MENEDŻER ODSZEDŁ OD STIVERNE'A. NIE MÓGŁ ZNIEŚĆ KINGA
Camille Estephan, wieloletni menedżer Bermane'a Stiverne'a (25-5-1, 21 KO), postanowił zakończyć współpracę z pięściarzem. Podkreślił, że nic do niego nie ma, ale nie jest w stanie dłużej użerać się z promotorem Kanadyjczyka Donem Kingiem.
- Zrobiliśmy razem wiele dobrego, jestem dumny z tego, co osiągnął Bermane. Wierzę, że nadal jest jednym z najlepszych zawodników wagi ciężkiej na świecie. Ja i Don cały czas się jednak kłóciliśmy. Teraz Bermane będzie mieć więcej spokoju. King mnie nie obchodzi, ale Bermane tak. Powinien mieć kogoś, kto będzie mu doradzać, lecz ja nie mogę pracować z Kingiem. Nie chcę mieć z nim nic wspólnego - przyznał menedżer.
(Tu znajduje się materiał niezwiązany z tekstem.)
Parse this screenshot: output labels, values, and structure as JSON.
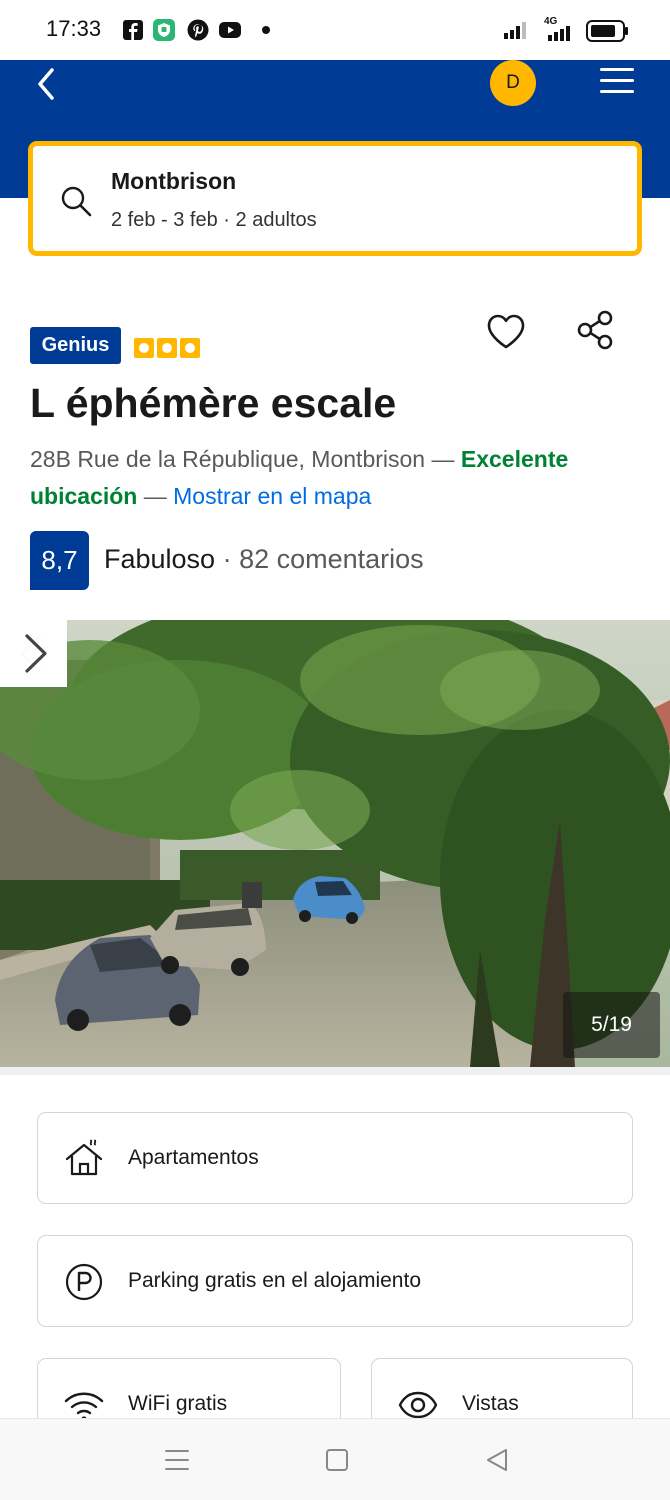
{
  "status_bar": {
    "time": "17:33",
    "notification_icons": [
      "facebook-icon",
      "shield-app-icon",
      "pinterest-icon",
      "youtube-icon"
    ],
    "network": "4G",
    "icons": [
      "signal-icon",
      "signal-4g-icon",
      "battery-icon"
    ]
  },
  "header": {
    "avatar_initial": "D",
    "colors": {
      "brand_blue": "#003b95",
      "accent_yellow": "#ffb700"
    }
  },
  "search": {
    "destination": "Montbrison",
    "dates_guests": "2 feb - 3 feb · 2 adultos"
  },
  "property": {
    "genius_label": "Genius",
    "rating_squares": 3,
    "name": "L éphémère escale",
    "address": "28B Rue de la République, Montbrison",
    "dash1": " — ",
    "location_highlight": "Excelente ubicación",
    "dash2": " — ",
    "map_link": "Mostrar en el mapa",
    "score": "8,7",
    "score_label": "Fabuloso",
    "separator": " · ",
    "reviews": "82 comentarios"
  },
  "gallery": {
    "counter": "5/19"
  },
  "facilities": [
    {
      "label": "Apartamentos",
      "icon": "house-icon"
    },
    {
      "label": "Parking gratis en el alojamiento",
      "icon": "parking-icon"
    },
    {
      "label": "WiFi gratis",
      "icon": "wifi-icon"
    },
    {
      "label": "Vistas",
      "icon": "eye-icon"
    }
  ],
  "nav": {
    "icons": [
      "menu-nav-icon",
      "home-nav-icon",
      "back-nav-icon"
    ]
  }
}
Estephan i King mieli na pieńku od dłuższego czasu, ale ostatnio słynny promotor zaszedł menedżerowi za skórę, kiedy nie wykorzystał okazji i nie doprowadził do walki Stiverne'a z Luisem Ortizem (24-0, 21 KO) na październikowej gali Gołowkin-Lemieux, pokazywanej przez telewizję HBO w systemie PPV. Zamiast tego załatwił Kanadyjczykowi pojedynek z Derriciem Rossym, którego nie pokazała nawet amerykańska telewizja.